Hepatic ischemia-reperfusion injury (HIRI) is a critical contributor to adverse clinical outcomes and increased mortality after liver surgery or transplantation. Lactate, formerly regarded as a metabolic waste product, has emerged as a critical immunomodulatory molecule. This study investigated how lactate modulates HIRI by regulating intrahepatic inflammation and intercellular communication.

Methods

A mouse model of HIRI was constructed, along with in vitro hypoxia/reoxygenation (H/R) of primary hepatocytes and LPS-stimulated bone marrow-derived neutrophils, to evaluate the protective effects of sodium lactate. RNA sequencing was performed to identify changes in transcriptional profiles induced by lactate pretreatment and to explore regulatory mechanisms involving hepatocytes and neutrophils during HIRI. Cell-cell interaction analysis was performed to identify key interactions by which lactate regulates hepatocyte-neutrophil communication. Furthermore, analysis of transcription factor binding motifs using the JASPAR database was conducted to elucidate potential molecular mechanisms underlying the previously identified key interactions.

Results

Lactate administration significantly alleviated hepatic inflammation and tissue injury in HIRI mice. Transcriptomic analysis revealed that lactate attenuated hepatocyte-mediated inflammatory responses, chemotaxis, and apoptosis, while also suppressing neutrophil-driven inflammation, migration, oxidative stress, and NET formation.

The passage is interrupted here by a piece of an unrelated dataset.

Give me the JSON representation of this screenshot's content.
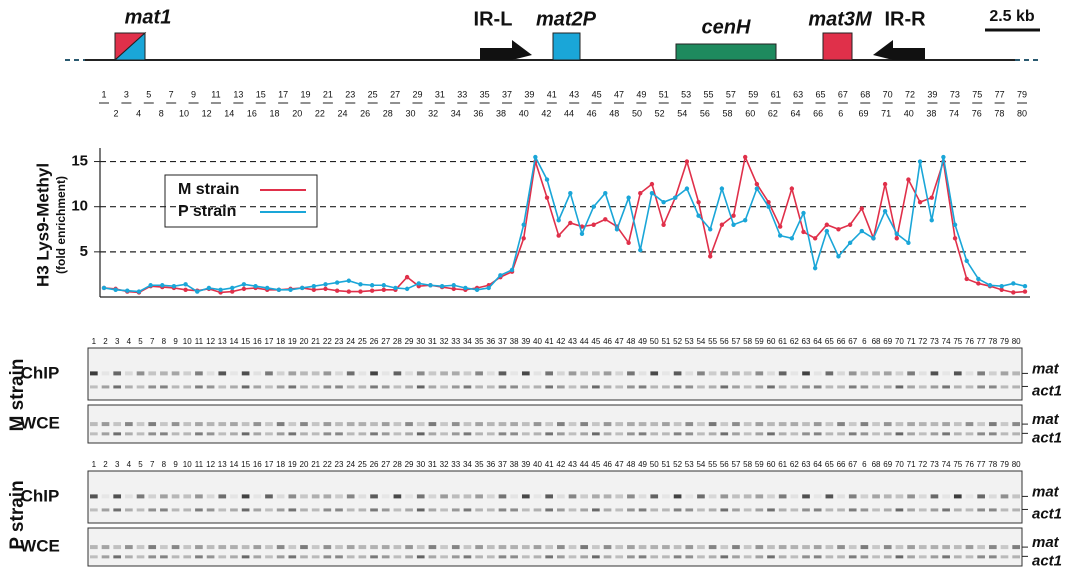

Integrated digital spatial profiling (DSP) combined with cell-cell interaction analysis revealed IL-33/ST2 as a critical ligand-receptor pair mediating hepatocyte-neutrophil crosstalk, which was significantly downregulated by lactate. IL-33 has been demonstrated to stimulate neutrophil activation and exacerbate liver inflammation via its receptor ST2 in HIRI. Consistently, lactate pretreatment suppressed this pathway, thereby mitigating hepatic injury and intrahepatic inflammation. Mechanistically, lactate inhibited IL-33 expression in hepatocytes via the AKT/c-Fos signaling axis and reduced ST2 expression in neutrophils through the JAK/STAT3 pathway.

Conclusions

Lactate alleviates HIRI by protecting hepatocytes, suppressing neutrophil-driven inflammation, and disrupting hepatocyte-neutrophil communication through the IL-33/ST2 axis.